Colouring normal quadrangulations of projective spaces
Tomáš Kaiser, On-Hei Solomon Lo, Atsuhiro Nakamoto, Yuta Nozaki, Kenta Ozeki
TL;DR
This work investigates how topological constraints govern the chromatic number of normal quadrangulations of real projective spaces. It provides a constructive negative result in dimension three—normal quadrangulations of $\mathbb{R}\mathrm{P}^{3}$ can have arbitrarily large chromatic numbers—while establishing a general obstruction that prevents any normal quadrangulation of $\mathbb{R}\mathrm{P}^{d}$ from being $3$-colorable for all $d\ge2$. The authors introduce a cohomology/intersection-theory framework to derive higher-dimensional 3-colorability obstructions and apply it to $\mathbb{R}\mathrm{P}^{d}$ and even-order lens spaces, alongside an alternative proof of Youngs' theorem in $\mathbb{R}\mathrm{P}^{2}$. Collectively, the results reveal stark contrasts between colorability phenomena on nonorientable versus orientable settings and extend the toolkit for analyzing KS- and normal-quadrangulations in higher dimensions.
Abstract
Youngs proved that every non-bipartite quadrangulation of the projective plane $\mathbb{R}\mathrm{P}^2$ is 4-chromatic. Kaiser and Stehlík [J. Combin. Theory Ser. B 113 (2015), 1-17] generalised the notion of a quadrangulation to higher dimensions and extended Youngs' theorem by proving that every non-bipartite quadrangulation of the $d$-dimensional projective space $\mathbb{R}\mathrm{P}^d$ with $d \geq 2$ has chromatic number at least $d+2$. On the other hand, Hachimori et al. [European. J. Combin. 125 (2025), 104089] defined another kind of high-dimensional quadrangulation, called a normal quadrangulation. They proved that if a non-bipartite normal quadrangulation $G$ of $\mathbb{R}\mathrm{P}^d$ with any $d \geq 2$ satisfies a certain geometric condition, then $G$ is $4$-chromatic, and asked whether the geometric condition can be removed from the result.

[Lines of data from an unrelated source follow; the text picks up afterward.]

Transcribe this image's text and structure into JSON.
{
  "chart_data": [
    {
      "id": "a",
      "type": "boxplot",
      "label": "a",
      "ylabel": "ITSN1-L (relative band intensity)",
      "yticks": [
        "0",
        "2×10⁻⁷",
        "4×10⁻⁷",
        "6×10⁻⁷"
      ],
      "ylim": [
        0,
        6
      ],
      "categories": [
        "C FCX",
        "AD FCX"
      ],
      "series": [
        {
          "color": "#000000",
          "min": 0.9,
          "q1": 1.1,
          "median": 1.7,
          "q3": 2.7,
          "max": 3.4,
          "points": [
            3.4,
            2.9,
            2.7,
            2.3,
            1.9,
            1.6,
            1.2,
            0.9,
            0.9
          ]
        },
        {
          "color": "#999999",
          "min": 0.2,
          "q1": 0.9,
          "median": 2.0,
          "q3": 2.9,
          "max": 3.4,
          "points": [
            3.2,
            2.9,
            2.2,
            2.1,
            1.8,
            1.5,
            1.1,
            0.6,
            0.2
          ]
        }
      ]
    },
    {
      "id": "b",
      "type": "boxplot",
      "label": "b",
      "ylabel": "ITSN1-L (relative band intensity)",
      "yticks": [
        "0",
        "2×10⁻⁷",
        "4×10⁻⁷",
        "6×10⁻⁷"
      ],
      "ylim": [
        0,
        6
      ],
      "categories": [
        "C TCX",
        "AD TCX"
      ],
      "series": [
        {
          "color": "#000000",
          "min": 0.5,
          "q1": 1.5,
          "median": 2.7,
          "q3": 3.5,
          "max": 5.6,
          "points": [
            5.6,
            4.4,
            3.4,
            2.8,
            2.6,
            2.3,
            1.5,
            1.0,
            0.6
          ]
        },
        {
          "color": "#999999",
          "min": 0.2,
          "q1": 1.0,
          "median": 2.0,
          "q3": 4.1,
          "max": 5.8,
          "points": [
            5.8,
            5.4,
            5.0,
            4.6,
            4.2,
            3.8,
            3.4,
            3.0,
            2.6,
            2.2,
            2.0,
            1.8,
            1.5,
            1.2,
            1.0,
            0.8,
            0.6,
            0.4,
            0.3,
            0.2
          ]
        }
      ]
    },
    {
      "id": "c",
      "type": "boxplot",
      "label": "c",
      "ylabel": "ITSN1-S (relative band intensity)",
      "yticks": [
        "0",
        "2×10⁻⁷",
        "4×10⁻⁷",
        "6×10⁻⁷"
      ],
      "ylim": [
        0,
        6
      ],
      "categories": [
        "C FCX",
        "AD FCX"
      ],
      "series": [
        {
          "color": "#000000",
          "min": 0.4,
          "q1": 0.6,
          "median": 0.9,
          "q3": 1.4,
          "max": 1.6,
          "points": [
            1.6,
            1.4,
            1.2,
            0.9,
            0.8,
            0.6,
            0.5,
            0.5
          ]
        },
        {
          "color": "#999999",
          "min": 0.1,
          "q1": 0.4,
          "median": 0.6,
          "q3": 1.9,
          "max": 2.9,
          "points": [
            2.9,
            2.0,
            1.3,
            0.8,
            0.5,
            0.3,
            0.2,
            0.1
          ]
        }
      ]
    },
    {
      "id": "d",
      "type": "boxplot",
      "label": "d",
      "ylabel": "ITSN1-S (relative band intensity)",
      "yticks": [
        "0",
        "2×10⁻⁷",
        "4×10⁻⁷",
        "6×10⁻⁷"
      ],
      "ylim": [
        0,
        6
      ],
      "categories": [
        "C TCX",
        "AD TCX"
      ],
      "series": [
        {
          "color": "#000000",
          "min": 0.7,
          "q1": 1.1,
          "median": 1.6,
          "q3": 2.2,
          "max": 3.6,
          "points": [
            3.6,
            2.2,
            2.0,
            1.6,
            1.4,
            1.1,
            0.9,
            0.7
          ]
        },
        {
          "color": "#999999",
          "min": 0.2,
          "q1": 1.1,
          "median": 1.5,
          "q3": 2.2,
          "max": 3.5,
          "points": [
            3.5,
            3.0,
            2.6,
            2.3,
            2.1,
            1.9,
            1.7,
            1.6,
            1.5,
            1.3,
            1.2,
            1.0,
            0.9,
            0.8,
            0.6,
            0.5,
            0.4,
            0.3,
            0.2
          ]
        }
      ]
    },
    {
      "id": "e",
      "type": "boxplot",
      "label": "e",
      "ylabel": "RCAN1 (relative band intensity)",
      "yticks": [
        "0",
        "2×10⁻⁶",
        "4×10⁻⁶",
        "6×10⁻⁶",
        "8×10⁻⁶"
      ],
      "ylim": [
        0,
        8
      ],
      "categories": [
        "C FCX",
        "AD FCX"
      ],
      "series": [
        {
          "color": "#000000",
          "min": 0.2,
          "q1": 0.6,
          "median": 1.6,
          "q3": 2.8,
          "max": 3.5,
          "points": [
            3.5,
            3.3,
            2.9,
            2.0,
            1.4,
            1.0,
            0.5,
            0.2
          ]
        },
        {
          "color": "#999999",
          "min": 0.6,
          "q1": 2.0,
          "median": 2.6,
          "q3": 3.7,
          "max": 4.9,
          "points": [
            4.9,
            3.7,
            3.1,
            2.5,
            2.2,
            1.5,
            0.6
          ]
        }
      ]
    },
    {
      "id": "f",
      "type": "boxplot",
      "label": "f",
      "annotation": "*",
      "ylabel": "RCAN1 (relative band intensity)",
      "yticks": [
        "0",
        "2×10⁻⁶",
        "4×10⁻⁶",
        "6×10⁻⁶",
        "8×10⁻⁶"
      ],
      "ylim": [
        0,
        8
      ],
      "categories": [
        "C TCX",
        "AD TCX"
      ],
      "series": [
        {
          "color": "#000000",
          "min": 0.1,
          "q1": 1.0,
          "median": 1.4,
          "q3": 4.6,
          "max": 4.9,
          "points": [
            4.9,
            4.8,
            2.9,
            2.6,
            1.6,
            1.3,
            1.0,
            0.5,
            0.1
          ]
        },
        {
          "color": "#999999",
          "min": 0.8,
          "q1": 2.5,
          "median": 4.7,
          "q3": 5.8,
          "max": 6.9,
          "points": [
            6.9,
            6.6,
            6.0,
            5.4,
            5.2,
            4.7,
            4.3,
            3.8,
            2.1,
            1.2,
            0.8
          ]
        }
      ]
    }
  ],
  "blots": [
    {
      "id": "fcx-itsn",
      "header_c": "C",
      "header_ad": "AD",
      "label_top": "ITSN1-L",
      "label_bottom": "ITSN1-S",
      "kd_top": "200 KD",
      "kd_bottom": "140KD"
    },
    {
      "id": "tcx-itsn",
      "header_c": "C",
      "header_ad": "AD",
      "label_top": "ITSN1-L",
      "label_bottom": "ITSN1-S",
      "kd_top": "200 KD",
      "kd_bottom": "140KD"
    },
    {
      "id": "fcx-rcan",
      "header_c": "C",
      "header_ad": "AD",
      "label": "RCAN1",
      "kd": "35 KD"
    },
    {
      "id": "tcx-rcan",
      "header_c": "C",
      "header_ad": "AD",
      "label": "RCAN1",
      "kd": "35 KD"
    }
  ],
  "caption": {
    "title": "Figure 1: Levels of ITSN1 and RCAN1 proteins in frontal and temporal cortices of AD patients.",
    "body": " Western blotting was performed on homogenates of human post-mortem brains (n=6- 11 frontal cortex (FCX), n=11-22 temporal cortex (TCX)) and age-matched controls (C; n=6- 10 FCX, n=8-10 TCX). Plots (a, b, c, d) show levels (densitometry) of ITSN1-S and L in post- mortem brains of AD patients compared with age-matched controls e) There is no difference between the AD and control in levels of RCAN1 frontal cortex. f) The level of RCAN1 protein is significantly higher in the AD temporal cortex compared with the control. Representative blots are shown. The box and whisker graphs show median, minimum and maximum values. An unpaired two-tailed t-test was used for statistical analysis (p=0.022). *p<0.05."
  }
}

In this paper, we give a negative solution to their problem for the case $d=3$, proving that there exist 3-dimensional normal quadrangulations of $\mathbb{R}\mathrm{P}^3$ whose chromatic number is arbitrarily large. Moreover, we prove that no normal quadrangulation of $\mathbb{R}\mathrm{P}^d$ with any $d \geq 2$ has chromatic number $3$.